Impression of the Traveler in Walter De La Mare’s “The Listeners”



The traveler in Walter De La Mare’s The Listeners has been presented as a representative from the world of men, who has come to the abode of spirits. But instead of giving full details about him, the poet has drawn him simply with a few suggestive touches, so that there is a lot of vagueness about this nocturnal traveler. He has undertaken a somewhat challenging journey to a lonely house in the midst of a forest at the dead of night, to keep his promise. This indicates that he is a man of word, who knows how to honour an appointment, and that he is a courageous and dauntless sort of person, not at all afraid of meeting unearthly creatures at unearthly hours, at a place far away from human habitation.



No physical description is given of the traveler except that he has ‘grey eyes’. According to some critics, he is as unreal as the phantom listeners themselves, and his total lack of fear in that strange situation marks him as an exceptional being. The mysterious ‘grey eyes’ of his, have something like a supernatural suggestion in them. However, the perplexity that he feels when in spite of repeated knocking, no answer is forthcoming, marks him out as a normal human being.
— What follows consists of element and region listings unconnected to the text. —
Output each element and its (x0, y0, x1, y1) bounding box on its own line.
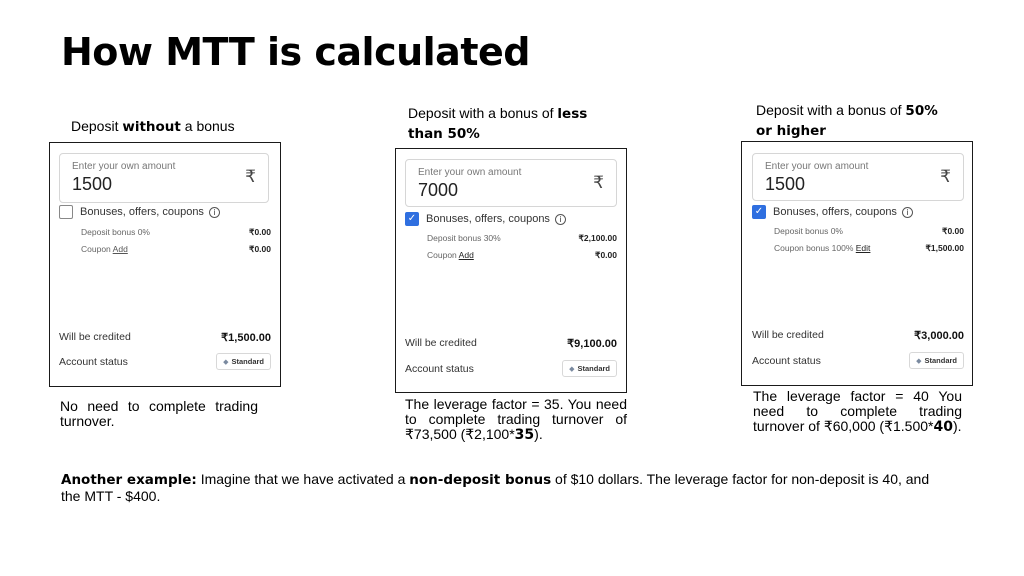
bonus-label: Bonuses, offers, coupons (773, 206, 897, 218)
caption-bonus-50-plus: Deposit with a bonus of 50% or higher (756, 102, 938, 139)
status-badge: ◆ Standard (909, 352, 964, 369)
deposit-bonus-row (81, 227, 271, 238)
bonus-checkbox[interactable] (59, 205, 73, 219)
amount-value: 1500 (765, 174, 806, 194)
credited-row (405, 337, 617, 350)
bonus-checkbox[interactable] (405, 212, 419, 226)
status-badge: ◆ Standard (562, 360, 617, 377)
coupon-add-link[interactable]: Add (112, 244, 128, 254)
coupon-value: ₹1,500.00 (925, 243, 964, 253)
coupon-edit-link[interactable]: Edit (855, 243, 871, 253)
coupon-add-link[interactable]: Add (458, 250, 474, 260)
check-icon: ✓ (407, 213, 417, 224)
diamond-icon: ◆ (223, 357, 229, 366)
deposit-panel-no-bonus (49, 142, 281, 387)
coupon-label: Coupon bonus 100% (774, 243, 856, 253)
account-status-row (59, 353, 271, 370)
info-icon[interactable]: i (209, 207, 220, 218)
credited-row (752, 329, 964, 342)
bonus-toggle[interactable] (405, 212, 566, 226)
coupon-label: Coupon (427, 250, 459, 260)
footer-example: Another example: Imagine that we have activated a non-deposit bonus of $10 dollars. The leverage factor for non-deposit is 40, and the MTT - $400. (61, 471, 930, 504)
amount-label: Enter your own amount (418, 167, 522, 178)
credited-label: Will be credited (59, 331, 131, 343)
account-status-row (752, 352, 964, 369)
rupee-icon: ₹ (940, 167, 951, 187)
amount-value: 1500 (72, 174, 113, 194)
account-status-row (405, 360, 617, 377)
credited-value: ₹3,000.00 (914, 330, 964, 342)
deposit-bonus-label: Deposit bonus 30% (427, 233, 501, 243)
coupon-row (427, 250, 617, 261)
deposit-panel-bonus-less-50 (395, 148, 627, 393)
info-icon[interactable]: i (902, 207, 913, 218)
coupon-label: Coupon (81, 244, 113, 254)
description-bonus-50-plus: The leverage factor = 40 You need to complete trading turnover of ₹60,000 (₹1.500*40). (753, 388, 962, 435)
info-icon[interactable]: i (555, 214, 566, 225)
account-status-label: Account status (405, 362, 474, 375)
deposit-bonus-label: Deposit bonus 0% (774, 226, 843, 236)
amount-label: Enter your own amount (72, 161, 176, 172)
deposit-bonus-value: ₹2,100.00 (578, 233, 617, 243)
bonus-toggle[interactable] (59, 205, 220, 219)
credited-row (59, 331, 271, 344)
account-status-label: Account status (752, 354, 821, 367)
deposit-bonus-label: Deposit bonus 0% (81, 227, 150, 237)
diamond-icon: ◆ (916, 356, 922, 365)
caption-no-bonus: Deposit without a bonus (71, 118, 235, 135)
coupon-value: ₹0.00 (595, 250, 617, 260)
description-bonus-less-50: The leverage factor = 35. You need to complete trading turnover of ₹73,500 (₹2,100*35). (405, 396, 627, 443)
bonus-checkbox[interactable] (752, 205, 766, 219)
rupee-icon: ₹ (245, 167, 256, 187)
coupon-row (81, 244, 271, 255)
diamond-icon: ◆ (569, 364, 575, 373)
check-icon: ✓ (754, 206, 764, 217)
coupon-value: ₹0.00 (249, 244, 271, 254)
amount-input[interactable] (405, 159, 617, 207)
amount-input[interactable] (59, 153, 269, 203)
coupon-row (774, 243, 964, 254)
deposit-bonus-value: ₹0.00 (942, 226, 964, 236)
status-badge: ◆ Standard (216, 353, 271, 370)
description-no-bonus: No need to complete trading turnover. (60, 398, 258, 429)
rupee-icon: ₹ (593, 173, 604, 193)
credited-label: Will be credited (405, 337, 477, 349)
slide-title: How MTT is calculated (61, 30, 530, 74)
bonus-label: Bonuses, offers, coupons (426, 213, 550, 225)
credited-label: Will be credited (752, 329, 824, 341)
account-status-label: Account status (59, 355, 128, 368)
deposit-panel-bonus-50-plus (741, 141, 973, 386)
deposit-bonus-value: ₹0.00 (249, 227, 271, 237)
credited-value: ₹1,500.00 (221, 332, 271, 344)
caption-bonus-less-50: Deposit with a bonus of less than 50% (408, 105, 588, 142)
amount-value: 7000 (418, 180, 459, 200)
amount-input[interactable] (752, 153, 964, 201)
deposit-bonus-row (774, 226, 964, 237)
deposit-bonus-row (427, 233, 617, 244)
bonus-label: Bonuses, offers, coupons (80, 206, 204, 218)
bonus-toggle[interactable] (752, 205, 913, 219)
amount-label: Enter your own amount (765, 161, 869, 172)
credited-value: ₹9,100.00 (567, 338, 617, 350)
But the strange thing about his character is that even after feeling sure that instead of living beings only ghosts were listening to him from inside the house, he is determined to address the very phantoms and give his message to them : “Tell them I came” etc. He is doing here something that a man would scarcely have the courage to do. By his repeated efforts at establishing a communion, with the spirit world, he becomes a symbolic figure, a sort of bridge between the world of men and the world of phantoms, an explorer who tries to shake and break the barrier that separates the two worlds.